Pronouns are crucial. The conservative is on solid ground when he speaks in the first person: my conservative self knows that “we” – in fact “I” – must be good, particularly when it’s inconvenient. When conservatives migrate to the second person, when they proclaim that “you” must be good – you who are so obviously different from “me” – they become something else. My liberal self doesn’t like the second person, doesn’t want to be caught telling “you” what to do. The liberal has seen too many surgeons who would extract a splinter from your eye without removing timbers from their own. So the liberal elides the second person into a plural and anonymous third: my liberal self hopes that if “they” will only be just, there will be no awkward evil in the world.
In the liberal kingdom no one is accountable; those who do monstrous things prove themselves to be victims. A criminal is not a sinner but a symptom of societal disease. If only the “system” were not so bad, none of this would have happened. The liberal imperative is to change “the system” so that bad things will no longer be done and, in the words of that other King, we will all “just get along.”
When Nancy Reagan said “Just Say No,” she made liberals very angry. We were angry because she was so wrong; and we were angry because she was so right. She was wrong because you can’t demand that people say no in a world that provides no alternative yeses. She was right because even where there are good yeses some of us reject them. Virtue is not always its own reward, at least not right away. A good person remembers where home is. Like Odysseus, one must strap oneself to the mast and sail past immediate sirens of real pleasure. Otherwise, no matter how well made the boat, it ends on the rocks.

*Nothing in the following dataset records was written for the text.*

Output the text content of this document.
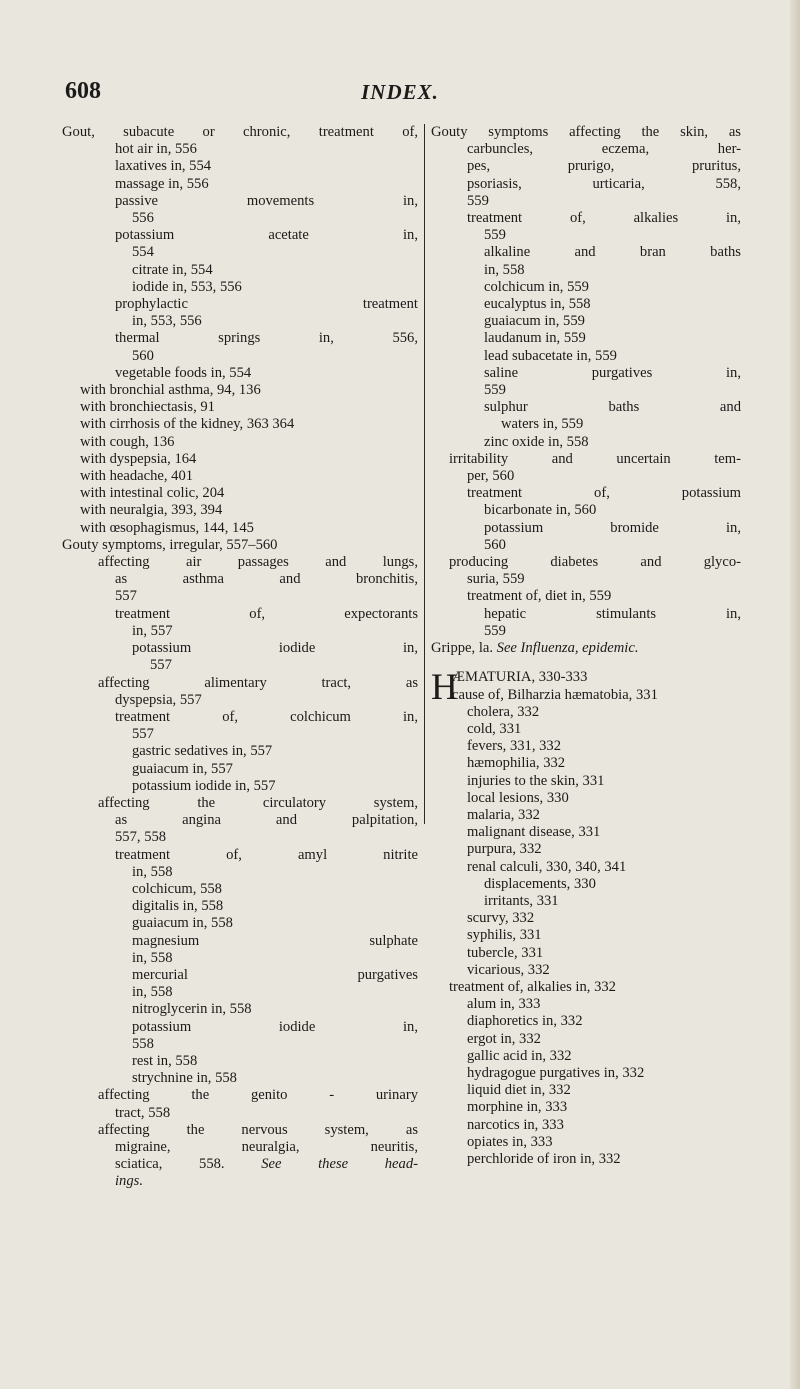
608	INDEX.
Gout, subacute or chronic, treatment of,
hot air in, 556
laxatives in, 554
massage in, 556
passive movements in,
556
potassium acetate in,
554
citrate in, 554
iodide in, 553, 556
prophylactic treatment
in, 553, 556
thermal springs in, 556,
560
vegetable foods in, 554
with bronchial asthma, 94, 136
with bronchiectasis, 91
with cirrhosis of the kidney, 363 364
with cough, 136
with dyspepsia, 164
with headache, 401
with intestinal colic, 204
with neuralgia, 393, 394
with œsophagismus, 144, 145
Gouty symptoms, irregular, 557–560
affecting air passages and lungs,
as asthma and bronchitis,
557
treatment of, expectorants
in, 557
potassium iodide in,
557
affecting alimentary tract, as
dyspepsia, 557
treatment of, colchicum in,
557
gastric sedatives in, 557
guaiacum in, 557
potassium iodide in, 557
affecting the circulatory system,
as angina and palpitation,
557, 558
treatment of, amyl nitrite
in, 558
colchicum, 558
digitalis in, 558
guaiacum in, 558
magnesium sulphate
in, 558
mercurial purgatives
in, 558
nitroglycerin in, 558
potassium iodide in,
558
rest in, 558
strychnine in, 558
affecting the genito - urinary
tract, 558
affecting the nervous system, as
migraine, neuralgia, neuritis,
sciatica, 558. See these head-
ings.
Gouty symptoms affecting the skin, as
carbuncles, eczema, her-
pes, prurigo, pruritus,
psoriasis, urticaria, 558,
559
treatment of, alkalies in,
559
alkaline and bran baths
in, 558
colchicum in, 559
eucalyptus in, 558
guaiacum in, 559
laudanum in, 559
lead subacetate in, 559
saline purgatives in,
559
sulphur baths and
waters in, 559
zinc oxide in, 558
irritability and uncertain tem-
per, 560
treatment of, potassium
bicarbonate in, 560
potassium bromide in,
560
producing diabetes and glyco-
suria, 559
treatment of, diet in, 559
hepatic stimulants in,
559
Grippe, la. See Influenza, epidemic.
H
ÆMATURIA, 330-333
cause of, Bilharzia hæmatobia, 331
cholera, 332
cold, 331
fevers, 331, 332
hæmophilia, 332
injuries to the skin, 331
local lesions, 330
malaria, 332
malignant disease, 331
purpura, 332
renal calculi, 330, 340, 341
displacements, 330
irritants, 331
scurvy, 332
syphilis, 331
tubercle, 331
vicarious, 332
treatment of, alkalies in, 332
alum in, 333
diaphoretics in, 332
ergot in, 332
gallic acid in, 332
hydragogue purgatives in, 332
liquid diet in, 332
morphine in, 333
narcotics in, 333
opiates in, 333
perchloride of iron in, 332
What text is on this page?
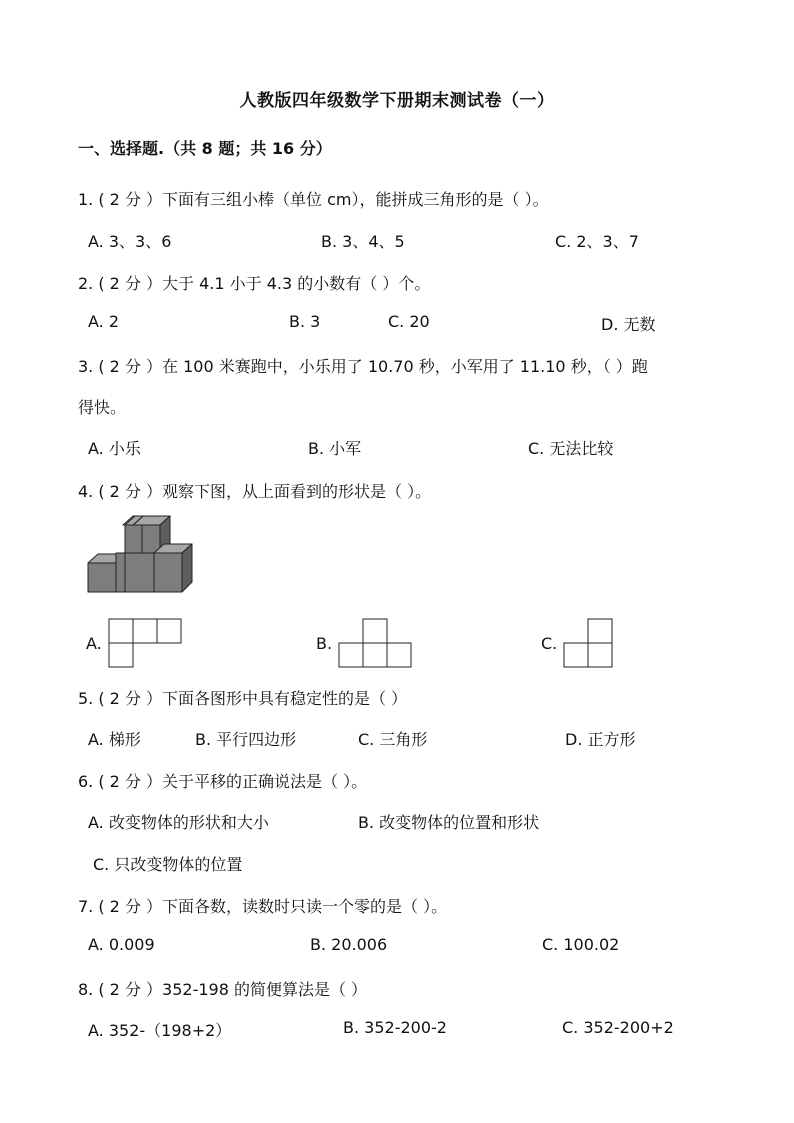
人教版四年级数学下册期末测试卷（一）
一、选择题.（共 8 题；共 16 分）
1. ( 2 分 ）下面有三组小棒（单位 cm），能拼成三角形的是（ ）。
A. 3、3、6	B. 3、4、5	C. 2、3、7
2. ( 2 分 ）大于 4.1 小于 4.3 的小数有（ ）个。
A. 2	B. 3	C. 20	D. 无数
3. ( 2 分 ）在 100 米赛跑中，小乐用了 10.70 秒，小军用了 11.10 秒，（ ）跑
得快。
A. 小乐	B. 小军	C. 无法比较
4. ( 2 分 ）观察下图，从上面看到的形状是（ ）。
A.	B.	C.
5. ( 2 分 ）下面各图形中具有稳定性的是（ ）
A. 梯形	B. 平行四边形	C. 三角形	D. 正方形
6. ( 2 分 ）关于平移的正确说法是（ ）。
A. 改变物体的形状和大小	B. 改变物体的位置和形状
C. 只改变物体的位置
7. ( 2 分 ）下面各数，读数时只读一个零的是（ ）。
A. 0.009	B. 20.006	C. 100.02
8. ( 2 分 ）352-198 的简便算法是（ ）
A. 352-（198+2）	B. 352-200-2	C. 352-200+2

The more fun we have in judging, the more corrupt our judgment. Judgment itself becomes a siren. Yeshua said, “The judgment you hand out will be the judgment you get back. And the standard you apply will be the standard applied to you” (Annotated Scholars' Version). Not an analgesic or an aphrodisiac, judgment is a bitter pill we must take ourselves as we dish it to others. For conservatives, judgment is too much fun; for liberals, judgment is so awful that we put it off until a better tomorrow that never comes.

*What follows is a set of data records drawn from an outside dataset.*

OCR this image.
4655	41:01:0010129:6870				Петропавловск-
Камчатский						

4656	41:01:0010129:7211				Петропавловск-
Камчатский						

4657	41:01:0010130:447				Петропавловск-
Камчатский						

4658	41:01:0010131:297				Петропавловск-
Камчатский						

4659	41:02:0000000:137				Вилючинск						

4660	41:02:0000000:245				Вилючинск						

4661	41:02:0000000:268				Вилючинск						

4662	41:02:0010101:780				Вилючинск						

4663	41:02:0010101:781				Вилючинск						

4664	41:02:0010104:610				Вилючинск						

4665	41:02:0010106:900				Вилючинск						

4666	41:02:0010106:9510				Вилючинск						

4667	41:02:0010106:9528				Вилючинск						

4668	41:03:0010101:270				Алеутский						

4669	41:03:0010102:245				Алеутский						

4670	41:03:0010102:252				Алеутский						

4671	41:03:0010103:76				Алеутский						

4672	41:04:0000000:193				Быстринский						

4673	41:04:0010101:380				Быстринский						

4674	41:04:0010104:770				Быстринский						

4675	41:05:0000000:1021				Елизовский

I think these thoughts because in Knoxville five weeks ago we Unitarians were assaulted by an evil. By medical or forensic technicalities of assessment that do not always follow common sense, the assailant may be insane: I await the judgment of experts. But to the essential question of whether he is an agent or a victim, the most likely answer is yes – the man is agent and victim. The victim has a claim on our solidarity. The agent will be judged for his abominable act. The victim and the agent are the same person. It’s enough to make your brain explode. But we’re liberals; we’re the ones who promised to live with ambiguity. As Captains Aubrey and Picard would say, “Make it so.”